Norwich, at the end of the Saxon period, was one of the greatest towns in the kingdom, containing 1320 burgesses. The king, Archbishop Stigand in private property, and Earl Harold were the principal lords. The king’s burgesses had two churches in the burgh and one-sixth of a third church; the earl’s tenants had the Church of All Saints; and Stigand had two churches, St. Michael’s and St. Martin’s. The burgesses held fifteen churches; and twelve burgesses held Holy Trinity Church (the Conqueror afterwards gave it to the Bishop of the Diocese); the Abbot of St. Edmund had a house and the mediety of the Church of St. Lawrence. The Church of SS. Simon and Jude was held successively by Aylmer, the last Saxon bishop, and by Herbert, the first Norman bishop, and by Bishop William, who came after him, and must therefore have belonged to the see. The Domesday Survey also enters forty-three chapels as belonging to the burgesses at the time of the Survey, of the existence of which, in King Edward’s time, there is no mention; and yet Norwich had suffered much in the political changes of the time, the number of its burgesses being reduced to half their number in the time of King Edward.

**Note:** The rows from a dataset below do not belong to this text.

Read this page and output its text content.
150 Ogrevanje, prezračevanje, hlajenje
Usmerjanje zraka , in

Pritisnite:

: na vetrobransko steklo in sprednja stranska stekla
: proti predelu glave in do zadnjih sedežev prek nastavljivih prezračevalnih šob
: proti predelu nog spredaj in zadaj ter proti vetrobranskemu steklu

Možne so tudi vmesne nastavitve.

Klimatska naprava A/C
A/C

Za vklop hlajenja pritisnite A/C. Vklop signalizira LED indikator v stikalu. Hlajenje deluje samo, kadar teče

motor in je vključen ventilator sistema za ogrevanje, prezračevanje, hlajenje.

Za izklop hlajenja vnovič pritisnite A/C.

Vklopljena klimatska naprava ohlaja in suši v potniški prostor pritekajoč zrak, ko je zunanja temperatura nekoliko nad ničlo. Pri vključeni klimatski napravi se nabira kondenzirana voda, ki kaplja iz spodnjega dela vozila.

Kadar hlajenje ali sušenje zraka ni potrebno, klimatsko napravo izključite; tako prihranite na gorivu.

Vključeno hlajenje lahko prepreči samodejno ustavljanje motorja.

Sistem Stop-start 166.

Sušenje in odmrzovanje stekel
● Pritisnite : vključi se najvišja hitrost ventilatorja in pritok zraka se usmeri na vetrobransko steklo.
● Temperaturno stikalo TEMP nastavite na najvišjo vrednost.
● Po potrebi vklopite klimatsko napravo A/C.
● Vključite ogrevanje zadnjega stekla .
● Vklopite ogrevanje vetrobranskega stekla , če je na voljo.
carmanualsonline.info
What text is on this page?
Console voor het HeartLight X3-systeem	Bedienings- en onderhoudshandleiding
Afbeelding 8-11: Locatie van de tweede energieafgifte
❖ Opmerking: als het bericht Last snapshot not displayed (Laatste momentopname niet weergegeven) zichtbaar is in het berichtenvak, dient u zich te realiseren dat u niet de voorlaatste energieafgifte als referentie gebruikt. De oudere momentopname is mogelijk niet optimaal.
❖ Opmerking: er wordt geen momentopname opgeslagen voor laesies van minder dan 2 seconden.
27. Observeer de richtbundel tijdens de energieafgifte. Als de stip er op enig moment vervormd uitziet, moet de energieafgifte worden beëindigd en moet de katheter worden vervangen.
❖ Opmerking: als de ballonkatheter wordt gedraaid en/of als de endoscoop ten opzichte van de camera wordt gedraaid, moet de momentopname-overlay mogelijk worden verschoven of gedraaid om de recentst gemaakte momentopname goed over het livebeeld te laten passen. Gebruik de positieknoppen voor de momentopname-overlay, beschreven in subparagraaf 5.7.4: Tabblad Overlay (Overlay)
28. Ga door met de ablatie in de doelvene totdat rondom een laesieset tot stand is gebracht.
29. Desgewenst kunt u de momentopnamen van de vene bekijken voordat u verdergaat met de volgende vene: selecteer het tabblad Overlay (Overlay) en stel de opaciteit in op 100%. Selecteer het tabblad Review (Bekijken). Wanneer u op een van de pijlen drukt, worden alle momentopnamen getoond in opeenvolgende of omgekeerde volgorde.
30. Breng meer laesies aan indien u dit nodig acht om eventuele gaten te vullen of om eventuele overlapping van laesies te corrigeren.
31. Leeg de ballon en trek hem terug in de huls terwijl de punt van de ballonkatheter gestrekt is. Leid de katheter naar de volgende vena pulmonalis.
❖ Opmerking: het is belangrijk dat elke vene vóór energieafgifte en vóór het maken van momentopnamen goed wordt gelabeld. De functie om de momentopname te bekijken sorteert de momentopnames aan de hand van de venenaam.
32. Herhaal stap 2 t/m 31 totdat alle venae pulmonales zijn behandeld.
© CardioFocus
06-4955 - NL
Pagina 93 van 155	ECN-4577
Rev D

It seems clear that each owner of a separate jurisdiction or soke, king, earl, Stigand, bishop, and abbot, had a church for his own people; that the burgesses as a community had provided fifteen other churches in the town, that another church was held by a group of twelve burgesses, associated, perhaps, in a gild, and making provision for their own spiritual needs. There were, thus, at least twenty-five churches in Saxon times; in the Conqueror’s time Domesday Book enumerates fifty-four churches and chapels; at the end of the thirteenth century, the “Taxatio” records forty-five; and just before the Reformation, the “Valor” names the cathedral, the collegiate church of St. Mary in the Fields, the two hospitals of St. Giles, Tombland, the rectory of SS. Edward, Julian, and Clement, thirty-seven vicarages, and one free chapel of St. Katharine.[574]